As a consequence both the alternator stators will suffer an anti-clockwise mechanical twist which will be released on the base 11.
It will be unloaded on the base 11 because the alternator stators are bolted onto the base 11 by means of the bolts 72,73,74,75.
It is very important to take into account the mechanical twists acting on the base 11 and the direction of rotation of those twists.
The resulting vector of both counterclockwise twists will result in a total central mechanical twist whose rotation center is precisely the rotation axis of the motor 9, so the motor 9 is privileged by those twists and there is no contrast as is normal to think .
The motor 9 is pushed by 67 and is also driven by the mechanical twists generated by the stators of the two alternators.
The two mechanical twists are in one sense and by reaction the whole base is accelerated in the opposite direction, this is the basis of the principle of classical physics according to which every action corresponds to an equal and opposite reaction.
The law of action and reaction favors the engine 9.

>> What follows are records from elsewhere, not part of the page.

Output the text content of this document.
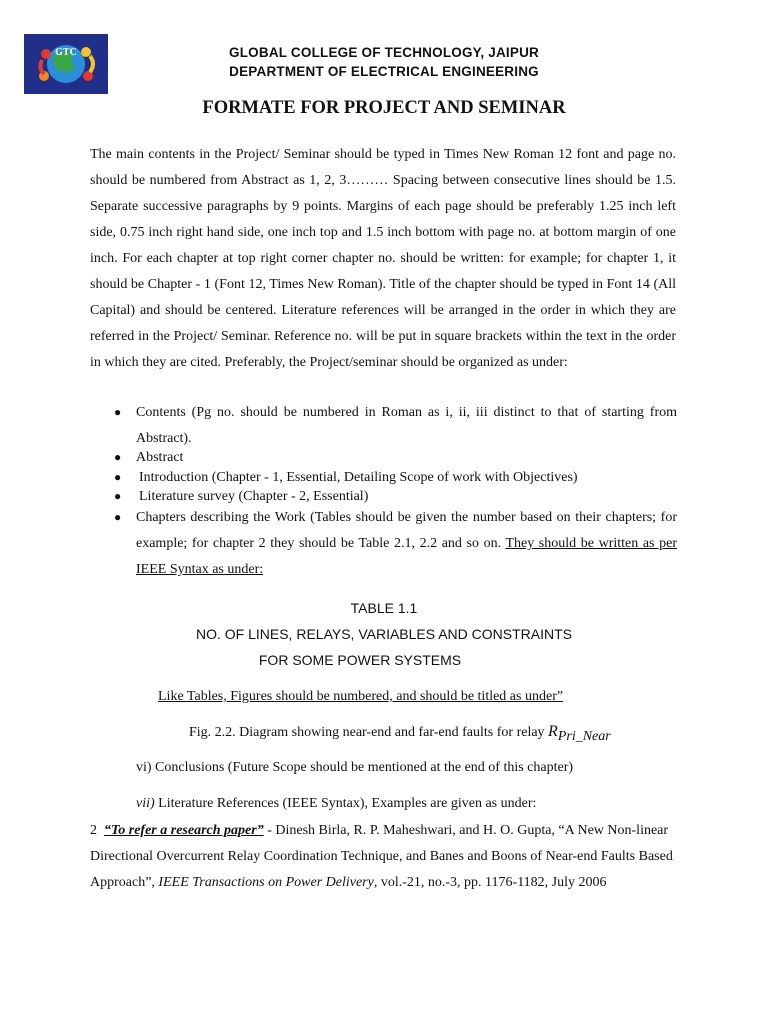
GTC	GLOBAL COLLEGE OF TECHNOLOGY, JAIPUR
DEPARTMENT OF ELECTRICAL ENGINEERING
FORMATE FOR PROJECT AND SEMINAR

The main contents in the Project/ Seminar should be typed in Times New Roman 12 font and page no. should be numbered from Abstract as 1, 2, 3……… Spacing between consecutive lines should be 1.5. Separate successive paragraphs by 9 points. Margins of each page should be preferably 1.25 inch left side, 0.75 inch right hand side, one inch top and 1.5 inch bottom with page no. at bottom margin of one inch. For each chapter at top right corner chapter no. should be written: for example; for chapter 1, it should be Chapter - 1 (Font 12, Times New Roman). Title of the chapter should be typed in Font 14 (All Capital) and should be centered. Literature references will be arranged in the order in which they are referred in the Project/ Seminar. Reference no. will be put in square brackets within the text in the order in which they are cited. Preferably, the Project/seminar should be organized as under:

● Contents (Pg no. should be numbered in Roman as i, ii, iii distinct to that of starting from Abstract).

● Abstract

● Introduction (Chapter - 1, Essential, Detailing Scope of work with Objectives)

● Literature survey (Chapter - 2, Essential)

● Chapters describing the Work (Tables should be given the number based on their chapters; for example; for chapter 2 they should be Table 2.1, 2.2 and so on. They should be written as per IEEE Syntax as under:

TABLE 1.1
NO. OF LINES, RELAYS, VARIABLES AND CONSTRAINTS
FOR SOME POWER SYSTEMS
Like Tables, Figures should be numbered, and should be titled as under”
Fig. 2.2. Diagram showing near-end and far-end faults for relay $R_{Pri\_Near}$
vi) Conclusions (Future Scope should be mentioned at the end of this chapter)
vii) Literature References (IEEE Syntax), Examples are given as under:

2 “To refer a research paper” - Dinesh Birla, R. P. Maheshwari, and H. O. Gupta, “A New Non-linear Directional Overcurrent Relay Coordination Technique, and Banes and Boons of Near-end Faults Based Approach”, IEEE Transactions on Power Delivery, vol.-21, no.-3, pp. 1176-1182, July 2006
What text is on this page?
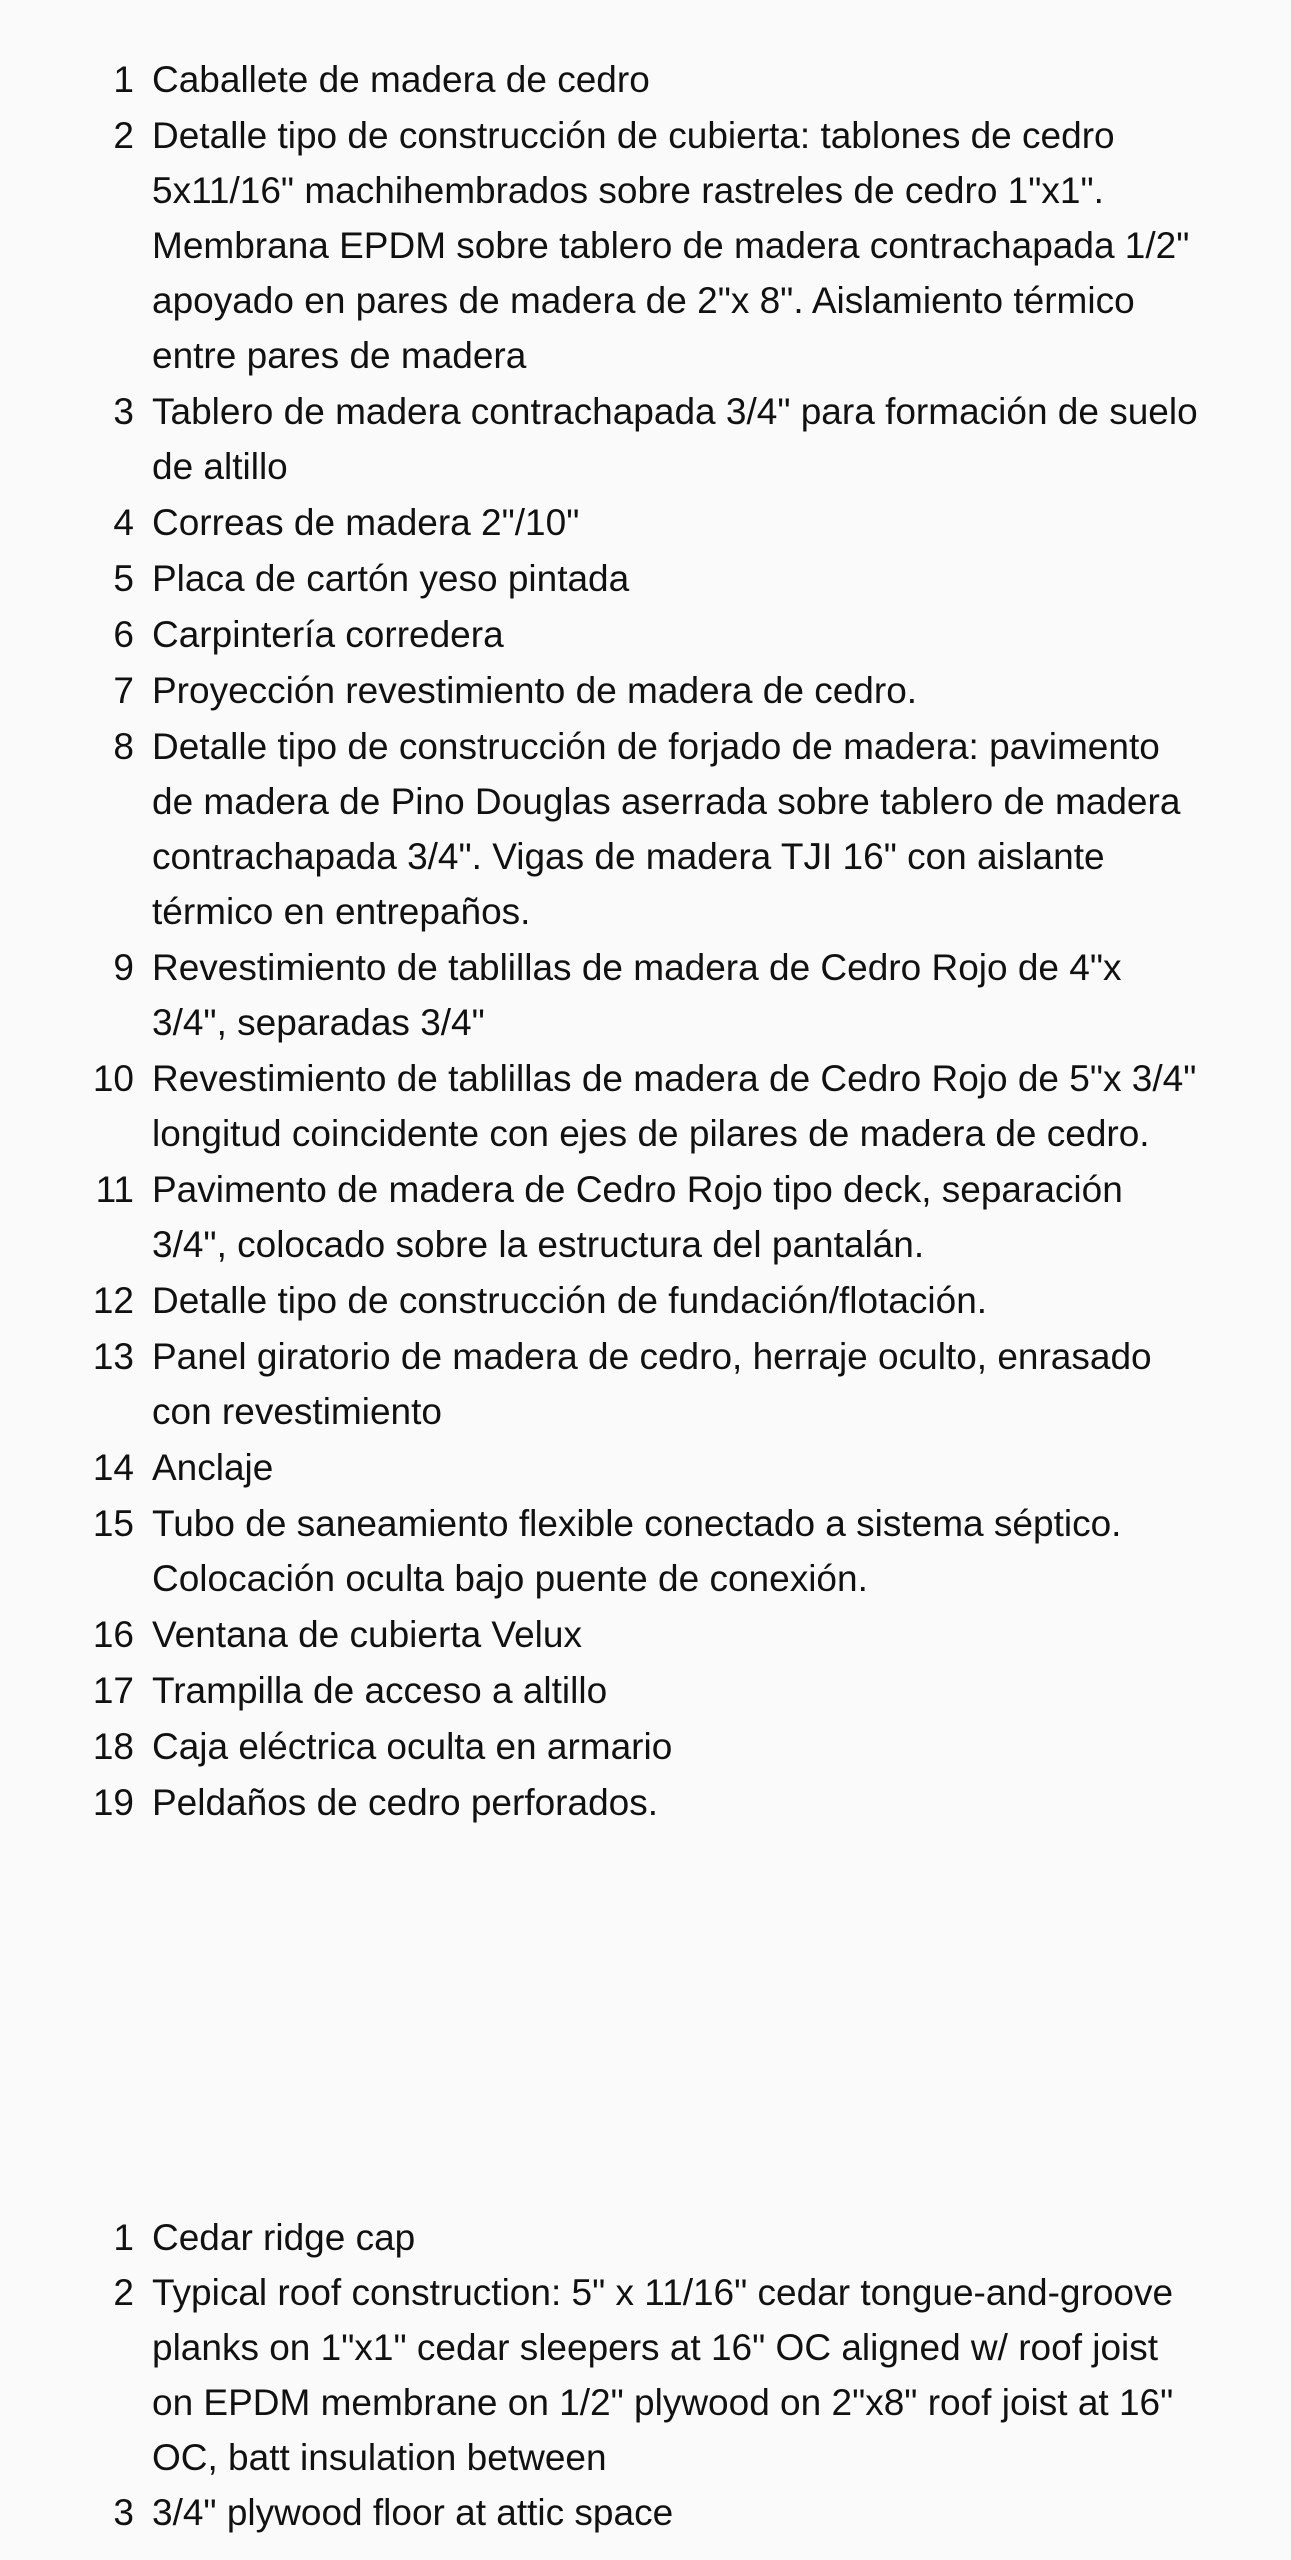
1 Caballete de madera de cedro
2 Detalle tipo de construcción de cubierta: tablones de cedro 5x11/16" machihembrados sobre rastreles de cedro 1"x1". Membrana EPDM sobre tablero de madera contrachapada 1/2" apoyado en pares de madera de 2"x 8". Aislamiento térmico entre pares de madera
3 Tablero de madera contrachapada 3/4" para formación de suelo de altillo
4 Correas de madera 2"/10"
5 Placa de cartón yeso pintada
6 Carpintería corredera
7 Proyección revestimiento de madera de cedro.
8 Detalle tipo de construcción de forjado de madera: pavimento de madera de Pino Douglas aserrada sobre tablero de madera contrachapada 3/4". Vigas de madera TJI 16" con aislante térmico en entrepaños.
9 Revestimiento de tablillas de madera de Cedro Rojo de 4"x 3/4", separadas 3/4"
10 Revestimiento de tablillas de madera de Cedro Rojo de 5"x 3/4" longitud coincidente con ejes de pilares de madera de cedro.
11 Pavimento de madera de Cedro Rojo tipo deck, separación 3/4", colocado sobre la estructura del pantalán.
12 Detalle tipo de construcción de fundación/flotación.
13 Panel giratorio de madera de cedro, herraje oculto, enrasado con revestimiento
14 Anclaje
15 Tubo de saneamiento flexible conectado a sistema séptico. Colocación oculta bajo puente de conexión.
16 Ventana de cubierta Velux
17 Trampilla de acceso a altillo
18 Caja eléctrica oculta en armario
19 Peldaños de cedro perforados.
1 Cedar ridge cap
2 Typical roof construction: 5" x 11/16" cedar tongue-and-groove planks on 1"x1" cedar sleepers at 16" OC aligned w/ roof joist on EPDM membrane on 1/2" plywood on 2"x8" roof joist at 16" OC, batt insulation between
3 3/4" plywood floor at attic space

This means that after the start-up period, the engine 9 could also function as an electric generator.
The flywheels 1,2,3,4 must perform many rpm per minute, minimum 2800 rpm if it is possible to do 28 thousand rpm is better, without exaggerating too much otherwise the steel of the flywheels will deform due to centrifugal force.
instead the engine 9 can turn slowly, 60 rpm per minute are sufficient but even 30 rpm are sufficient
The flywheels 1,2,3,4 are the most important components, all the other components are of secondary importance, if those 4 flywheels are still, even all the other things stop.
The 1,2,7 components represent the first gyroscope, and the 3,4,8 components represent the second gyroscope.